If you don't follow the rules, neither will I.

Bullet Therapist
Caldari Provisions
Caldari State
#124 - 2014-12-14 21:02:17 UTC
Aiyshimin wrote:
Bullet Therapist wrote:

Honestly, I care less about learning implants and boosters than I do about the attribute system. I'd be happy to see it go, but it wouldn't bother me too much if it didn't.

Even then, I don't think that it would hurt the game at all to see the SP/hour rate at the maximum current rate. No implants, boosters, or attributes. Characters that are currently optimized get the same SP/hour and the average rate for all players increases.


When a new player comes to the game they often think that they can never catch up to older players, and this would be even more true if they had no control over their training speed.


New players have less of a chance now of having the same rate of SP growth as old players as it stands now. Make a mistake, and the differential is even larger. A system that punishes new players for up to a year after making a mistake isn't a good system. Ship and isk losses are appropriate consequences for mistakes.

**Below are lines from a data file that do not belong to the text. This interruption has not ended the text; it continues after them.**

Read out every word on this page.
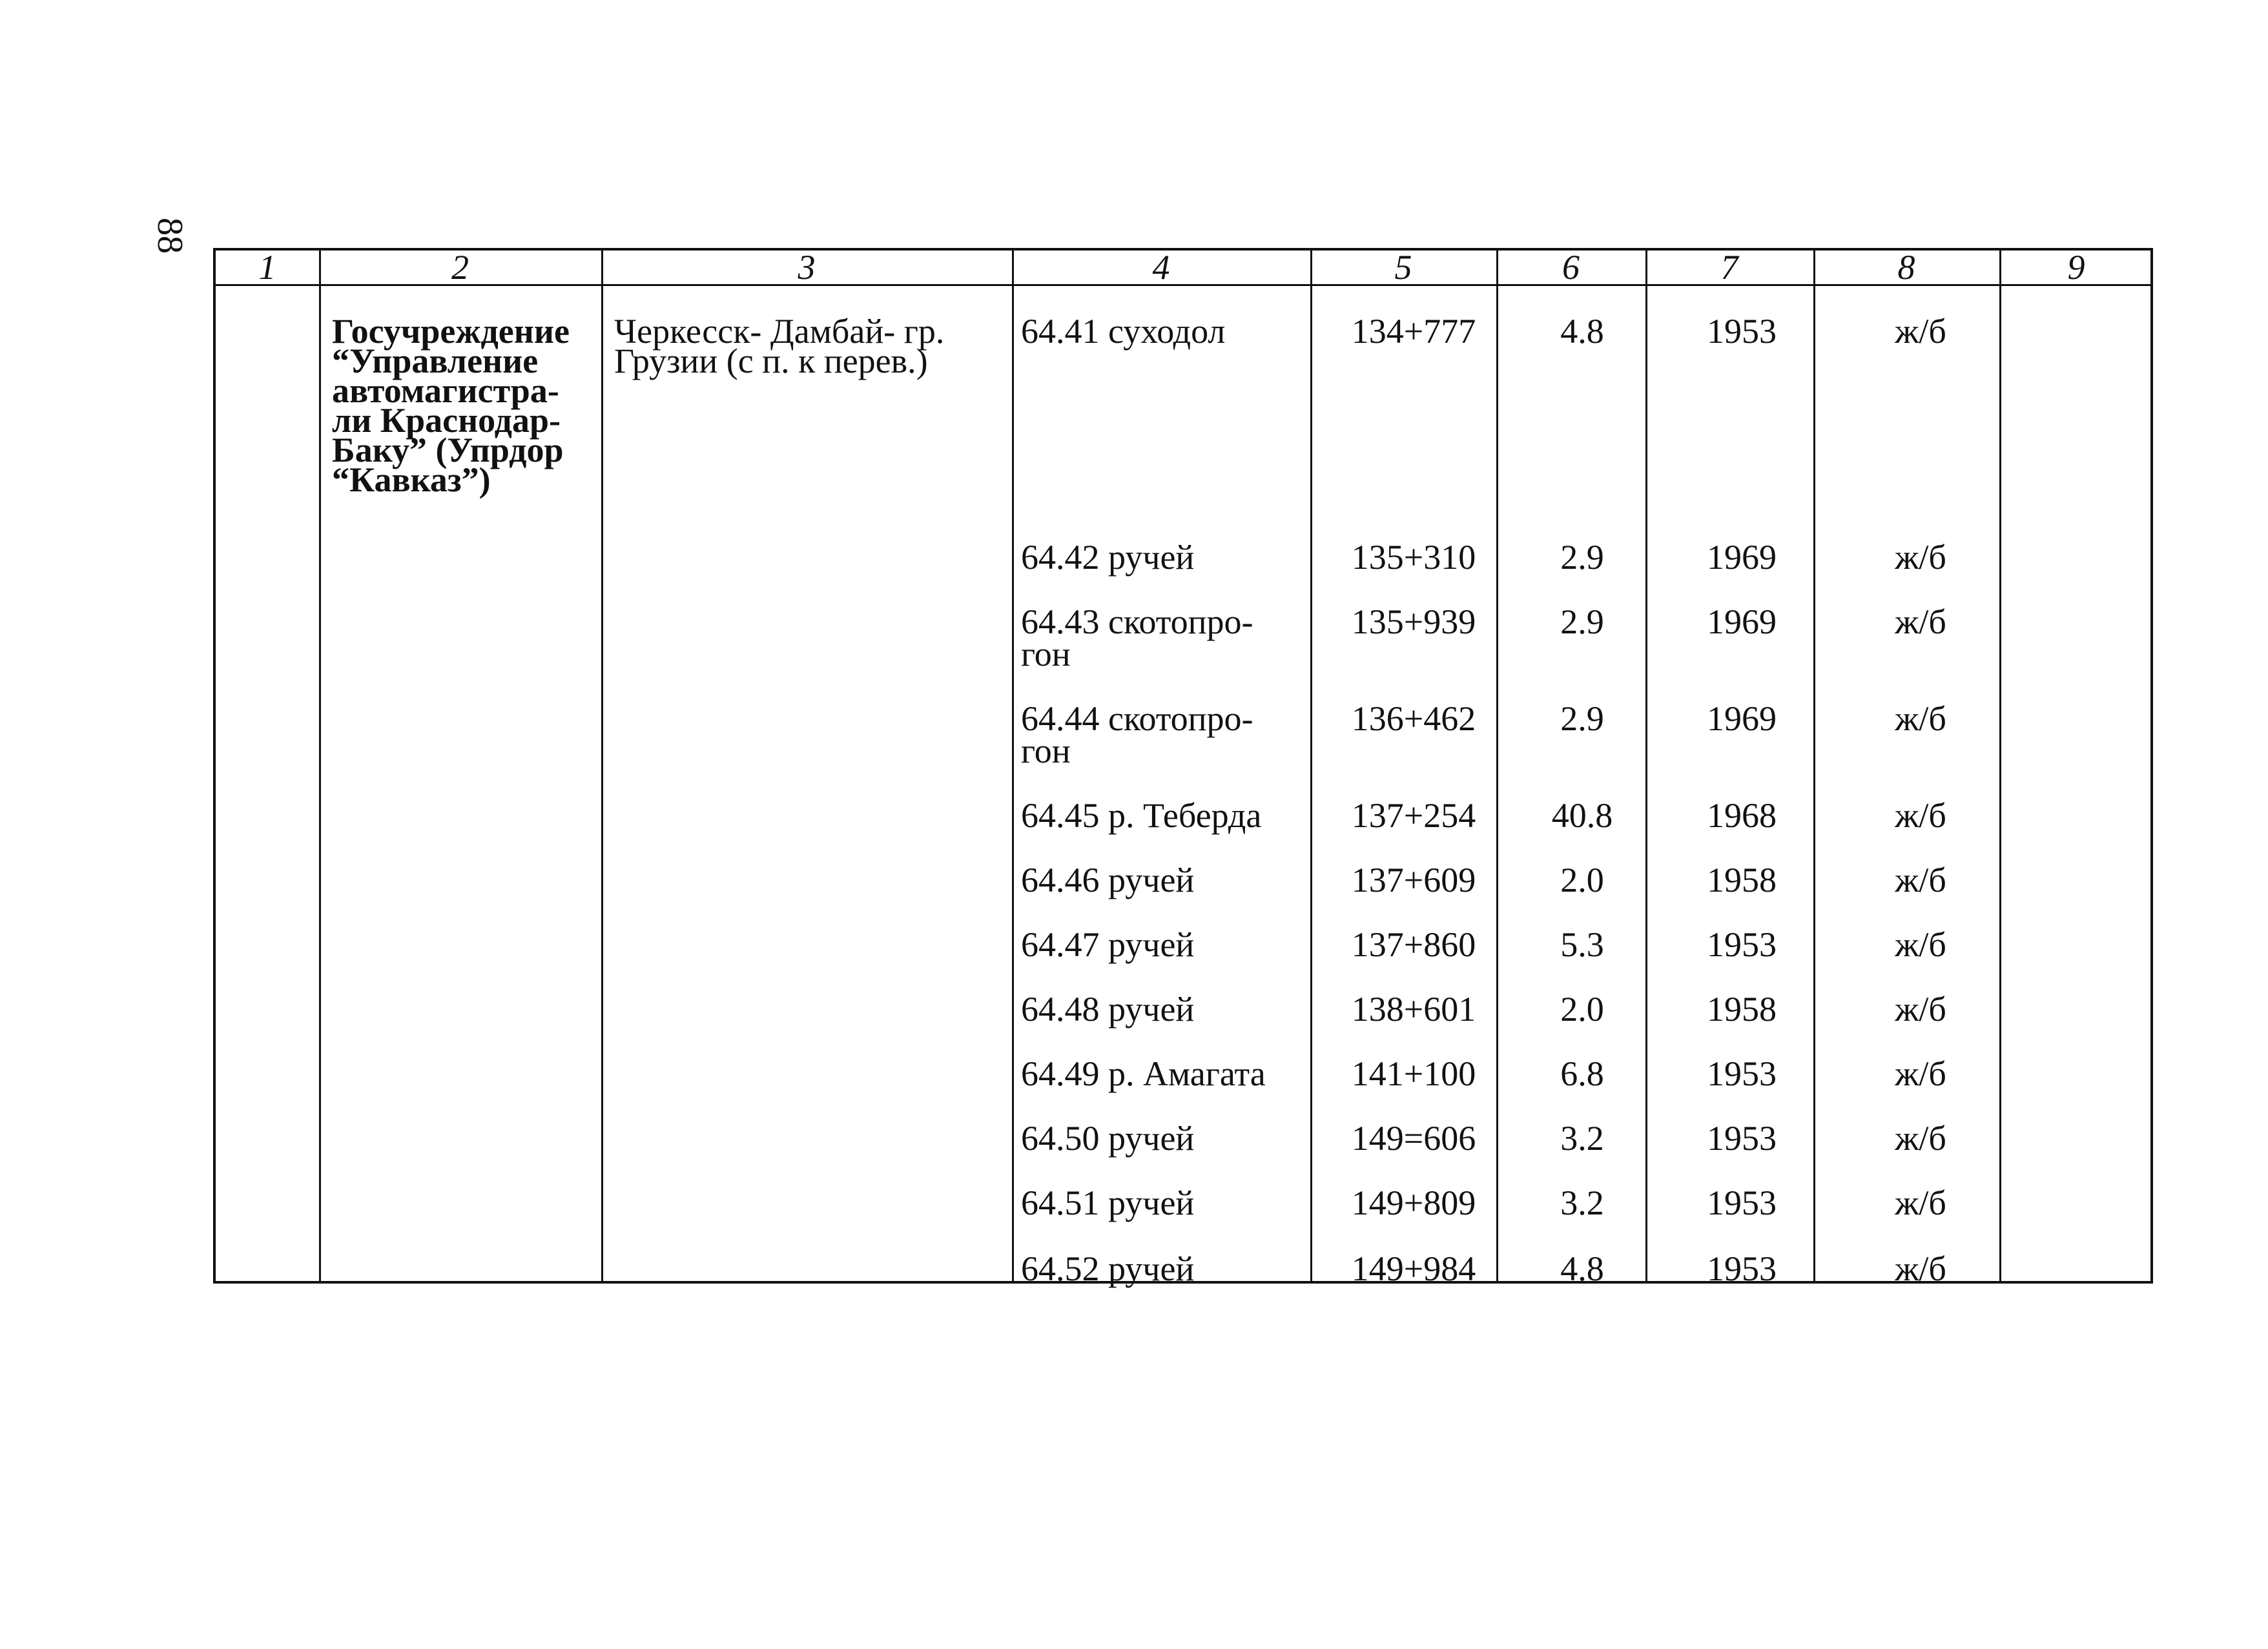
88
1	2	3	4	5	6	7	8	9
Госучреждение
“Управление
автомагистра-
ли Краснодар-
Баку” (Упрдор
“Кавказ”)
Черкесск- Дамбай- гр.
Грузии (с п. к перев.)
64.41 суходол	134+777	4.8	1953	ж/б
64.42 ручей	135+310	2.9	1969	ж/б
64.43 скотопро-
гон
135+939	2.9	1969	ж/б
64.44 скотопро-
гон
136+462	2.9	1969	ж/б
64.45 р. Теберда	137+254	40.8	1968	ж/б
64.46 ручей	137+609	2.0	1958	ж/б
64.47 ручей	137+860	5.3	1953	ж/б
64.48 ручей	138+601	2.0	1958	ж/б
64.49 р. Амагата	141+100	6.8	1953	ж/б
64.50 ручей	149=606	3.2	1953	ж/б
64.51 ручей	149+809	3.2	1953	ж/б
64.52 ручей	149+984	4.8	1953	ж/б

Resources are available to help new players, and they can learn, but in the end attributes still don't constitute any meaningful game play and should be removed
Mharius Skjem
Guardians of the Underworld
#125 - 2014-12-14 21:05:52 UTC
Bullet Therapist wrote:
Aiyshimin wrote:
Bullet Therapist wrote:

Honestly, I care less about learning implants and boosters than I do about the attribute system. I'd be happy to see it go, but it wouldn't bother me too much if it didn't.

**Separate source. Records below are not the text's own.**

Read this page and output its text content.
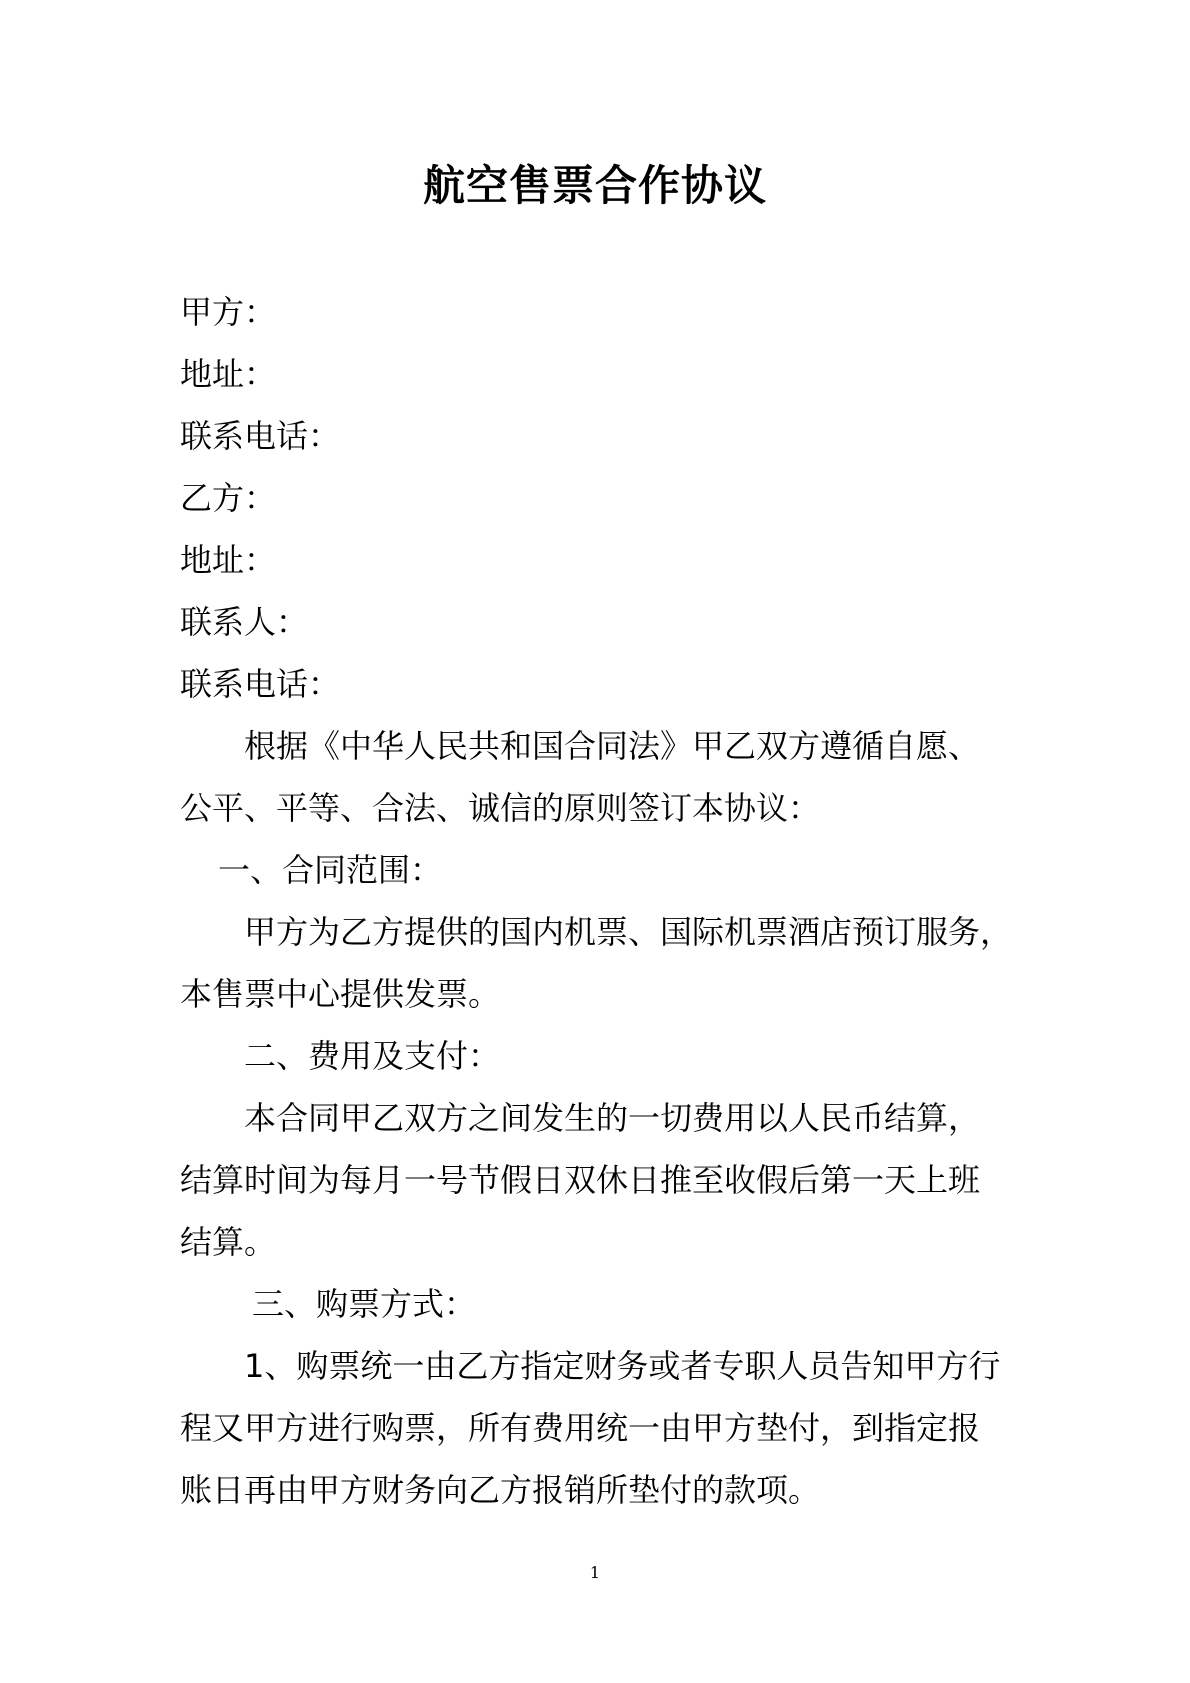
航空售票合作协议
甲方：
地址：
联系电话：
乙方：
地址：
联系人：
联系电话：
根据《中华人民共和国合同法》甲乙双方遵循自愿、
公平、平等、合法、诚信的原则签订本协议：
一、合同范围：
甲方为乙方提供的国内机票、国际机票酒店预订服务，
本售票中心提供发票。
二、费用及支付：
本合同甲乙双方之间发生的一切费用以人民币结算，
结算时间为每月一号节假日双休日推至收假后第一天上班
结算。
三、购票方式：
1、购票统一由乙方指定财务或者专职人员告知甲方行
程又甲方进行购票，所有费用统一由甲方垫付，到指定报
账日再由甲方财务向乙方报销所垫付的款项。
1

Even then, I don't think that it would hurt the game at all to see the SP/hour rate at the maximum current rate. No implants, boosters, or attributes. Characters that are currently optimized get the same SP/hour and the average rate for all players increases.


When a new player comes to the game they often think that they can never catch up to older players, and this would be even more true if they had no control over their training speed.


New players have less of a chance now of having the same rate of SP growth as old players as it stands now. Make a mistake, and the differential is even larger. A system that punishes new players for up to a year after making a mistake isn't a good system. Ship and isk losses are appropriate consequences for mistakes.

Resources are available to help new players, and they can learn, but in the end attributes still don't constitute any meaningful game play and should be removed


Why not get rid of SP altogether?

Just have it so that new players can fly anything that they can afford.

Isn't that where all of these changes are going, so that CCP can get the instant gratification type of player hooked on the game.

Thing is though if we allow stuff like this the character of Eve will change beyond recognition and become 'just another' play to win, free to play space sim.

A recovering btter vet,  with a fresh toon and a determination to like everything that CCP does to Eve...

Don't take me too seriously though, I like to tease a bit on the forums, but that's only because I love you...

Malcanis
Vanishing Point.
The Initiative.
#126 - 2014-12-14 21:08:01 UTC
Mharius Skjem wrote:
Bullet Therapist wrote:
Aiyshimin wrote:
Bullet Therapist wrote:

Honestly, I care less about learning implants and boosters than I do about the attribute system. I'd be happy to see it go, but it wouldn't bother me too much if it didn't.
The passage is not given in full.